We are a generation statistically predicted to have a worse economic future than our parents. The effects of global warming are all around us while our elected leaders sit on their hands. Rabid nationalism is showing its ugly head on the open, and inequality is only growing more obscene. No wonder we're exhausted all the time. No wonder many of us feel we've had too much of reality. No wonder we spend our days tuning in to reruns of Friends and getting mad when Star Wars dares attempt something different. We take refuge in comforting memories because life is just too much, but that doesn't stop life from going on, and awful things are going on while we complete our binge rewatch.

This is why it's no accident that Reminiscence interweaves its personal-level drama with a larger plot about societal unrest brewing beneath the surface. As the protagonist chases clues, trying to make sense of a lost love he refuses to let go, we follow him across the semisubmerged ruins of what used to be Miami. The former luxury destination for young vacationers has become a dilapidated abode of climate refugees. The Sunshine State has switched to a nocturnal work schedule because the heat of the day is unlivable. Only the 1% get to make plans for their descendants. In Reminiscence, the future is closed off by design.

The ending has our hero expose the corruption of a rich landowner family, and thus we get brief glimpses of an imminent revolution, but we don't see how it ends. This is a protagonist who doesn't believe in happy endings, and the destination he chooses for his journey is a loop reel of his life's greatest hits. But it's not obvious that the movie as a whole shares this stance. It's precisely by the hero's refusal to let go of the past that he ends up unmasking a conspiracy of lies and giving his community the push to fight back against evildoers. But he shares no part in the reward for his obsession. He's the hero of the story, but he's not a model that the movie offers for us to follow. He's a perpetually doomed Orpheus, always descending into hell to rescue his Eurydice, always paying for the sin of looking back. How the rest of society rearranges itself into a better shape is left for us to imagine.

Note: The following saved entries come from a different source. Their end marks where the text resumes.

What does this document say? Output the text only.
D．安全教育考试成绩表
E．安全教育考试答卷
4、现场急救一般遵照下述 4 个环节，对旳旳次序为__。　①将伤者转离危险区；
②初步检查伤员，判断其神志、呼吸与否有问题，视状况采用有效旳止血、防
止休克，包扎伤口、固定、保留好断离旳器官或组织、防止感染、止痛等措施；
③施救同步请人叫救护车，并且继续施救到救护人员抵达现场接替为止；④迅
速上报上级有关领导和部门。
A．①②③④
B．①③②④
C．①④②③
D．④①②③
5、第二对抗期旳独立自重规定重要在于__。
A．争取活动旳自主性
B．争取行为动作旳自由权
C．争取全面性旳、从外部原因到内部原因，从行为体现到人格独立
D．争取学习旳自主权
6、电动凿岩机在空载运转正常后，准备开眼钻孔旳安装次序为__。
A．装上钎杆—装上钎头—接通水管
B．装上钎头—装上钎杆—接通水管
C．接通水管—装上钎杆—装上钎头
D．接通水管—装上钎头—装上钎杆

A recurrent motif in this movie is the need to choose where to end a story before it gets too sad. That's the protagonist's excuse for his final choice of permanent disconnection from the world. But ending a story in the middle won't do if we are to build a future. The advice to end a story at the middle is seductive, but poisonous. We are at the middle of our historic trajectory, and the worst thing we could do is stop right where we are. Even if we were to agree that all endings are sad, the answer cannot be to refuse to let our journey continue. If all endings are sad, the answer is to continue for as long as we have strength to go on. This is the alternate road that our hero fails to see, and that's his curse. But the future he lives in is only a possibility, one of many, when seen from where we stand. The rest of us still have the option to take our eyes out of our cozy recollections, look forward, and take a less horrible road.

The Math

Baseline Assessment: 7/10

Bonuses: +1 for the gust of fresh air that is the visual language of brutal violence viewed through the lens of a female director, +1 for Thandiwe Newton's acting, +1 for some shining gems of dialogue ("people like us don't fall in love [...] love is the thing we climb to").

Penalties: −1 for incomplete worldbuilding, −1 for relying too much on voiceover exposition, −1 for too many neat plot coincidences, −1 for ending the social side of the story in the middle.

Nerd Coefficient: 6/10

POSTED BY: Arturo Serrano, multiclass Trekkie/Whovian/Moonie/Miraculer, accumulating experience points for still more obsessions.